Publié le 14 juin 2016Lecture 6 min

Dyslipidémie du diabétique : pourquoi cibler PCSK9 ?

M. DEKER

La prévalence mondiale du diabète est estimée à plus de 3 millions et devrait doubler d’ici 2035. La mortalité attribuable au diabète a doublé depuis 20 ans et les maladies cardiovasculaires sont la première cause de mortalité chez ces patients. Chez le diabétique de type 2 (DT2), le risque de mortalité cardiovasculaire augmente avec la durée du diabète (x 3-4 au-delà de 10 ans d’évolution) et devient équivalent à celui d’un patient non diabétique en prévention secondaire.

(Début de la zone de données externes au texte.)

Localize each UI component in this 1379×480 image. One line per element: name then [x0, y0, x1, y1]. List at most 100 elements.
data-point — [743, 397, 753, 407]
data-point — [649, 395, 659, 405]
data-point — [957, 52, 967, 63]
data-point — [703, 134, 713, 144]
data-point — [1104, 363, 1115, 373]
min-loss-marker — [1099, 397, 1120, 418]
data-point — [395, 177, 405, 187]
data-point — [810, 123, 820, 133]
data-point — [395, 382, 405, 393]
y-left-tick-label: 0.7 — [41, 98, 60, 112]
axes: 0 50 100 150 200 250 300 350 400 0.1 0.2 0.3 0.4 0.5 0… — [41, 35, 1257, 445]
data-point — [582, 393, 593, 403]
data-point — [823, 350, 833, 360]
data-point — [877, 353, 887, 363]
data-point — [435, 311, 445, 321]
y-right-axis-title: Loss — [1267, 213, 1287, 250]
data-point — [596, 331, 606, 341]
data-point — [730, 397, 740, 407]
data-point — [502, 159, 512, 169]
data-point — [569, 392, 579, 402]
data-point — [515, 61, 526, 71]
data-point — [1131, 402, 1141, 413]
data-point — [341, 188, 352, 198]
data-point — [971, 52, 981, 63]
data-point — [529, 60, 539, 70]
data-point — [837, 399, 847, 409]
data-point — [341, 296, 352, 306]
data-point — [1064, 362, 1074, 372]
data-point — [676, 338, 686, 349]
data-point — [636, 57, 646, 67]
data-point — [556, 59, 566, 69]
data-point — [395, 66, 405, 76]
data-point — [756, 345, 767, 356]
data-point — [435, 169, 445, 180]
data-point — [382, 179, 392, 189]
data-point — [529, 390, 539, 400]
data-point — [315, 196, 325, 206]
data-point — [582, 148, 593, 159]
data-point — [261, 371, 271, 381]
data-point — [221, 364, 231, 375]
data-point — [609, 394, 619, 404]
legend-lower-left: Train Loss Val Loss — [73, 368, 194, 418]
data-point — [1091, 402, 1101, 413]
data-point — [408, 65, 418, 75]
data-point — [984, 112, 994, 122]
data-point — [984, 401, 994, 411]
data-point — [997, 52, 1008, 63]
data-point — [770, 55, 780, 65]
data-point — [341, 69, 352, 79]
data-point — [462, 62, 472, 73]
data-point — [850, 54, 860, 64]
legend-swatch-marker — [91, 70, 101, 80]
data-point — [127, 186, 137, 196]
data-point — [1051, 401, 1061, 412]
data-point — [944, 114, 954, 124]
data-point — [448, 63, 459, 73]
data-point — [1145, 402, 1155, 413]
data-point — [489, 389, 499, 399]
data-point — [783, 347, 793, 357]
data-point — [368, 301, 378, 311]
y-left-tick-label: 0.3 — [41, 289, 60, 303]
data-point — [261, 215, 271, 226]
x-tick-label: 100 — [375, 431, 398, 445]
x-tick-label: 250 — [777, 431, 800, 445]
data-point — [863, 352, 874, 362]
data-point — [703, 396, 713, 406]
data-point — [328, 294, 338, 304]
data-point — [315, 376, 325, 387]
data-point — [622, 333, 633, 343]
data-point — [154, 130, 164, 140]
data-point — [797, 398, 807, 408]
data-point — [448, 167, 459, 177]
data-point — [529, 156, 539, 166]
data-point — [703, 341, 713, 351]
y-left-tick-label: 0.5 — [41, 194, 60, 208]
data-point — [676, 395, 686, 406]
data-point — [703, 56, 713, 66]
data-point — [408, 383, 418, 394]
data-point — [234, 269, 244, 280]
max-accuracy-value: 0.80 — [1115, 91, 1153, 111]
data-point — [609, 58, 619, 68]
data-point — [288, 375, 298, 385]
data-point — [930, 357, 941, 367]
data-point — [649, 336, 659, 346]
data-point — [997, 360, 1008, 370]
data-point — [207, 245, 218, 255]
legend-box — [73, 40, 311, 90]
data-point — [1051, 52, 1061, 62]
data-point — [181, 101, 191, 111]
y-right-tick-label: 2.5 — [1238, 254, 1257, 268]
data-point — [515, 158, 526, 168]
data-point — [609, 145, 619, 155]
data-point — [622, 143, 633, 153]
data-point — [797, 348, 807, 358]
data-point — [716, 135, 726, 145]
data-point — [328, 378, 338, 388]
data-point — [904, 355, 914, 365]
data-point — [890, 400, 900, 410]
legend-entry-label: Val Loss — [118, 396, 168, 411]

Chez le diabétique de type 1, le risque cardio vasculaire est probablement le même que celui des DT2, et variable selon la durée d’évolution de la maladie et des complications.
Les patients diabétiques cumulent les facteurs de risque classiques (hypercholestérolémie, baisse du HDL, tabagisme, hypertension, antécédents familiaux) et des facteurs spécifiques : dyslipidémie particulière caractérisée par une baisse du HDL, une augmentation des triglycérides et de la lipémie postprandiale, à laquelle s’associe l’insulinorésistance et l’hyperglycémie qui aggravent la dyslipidémie du diabétique.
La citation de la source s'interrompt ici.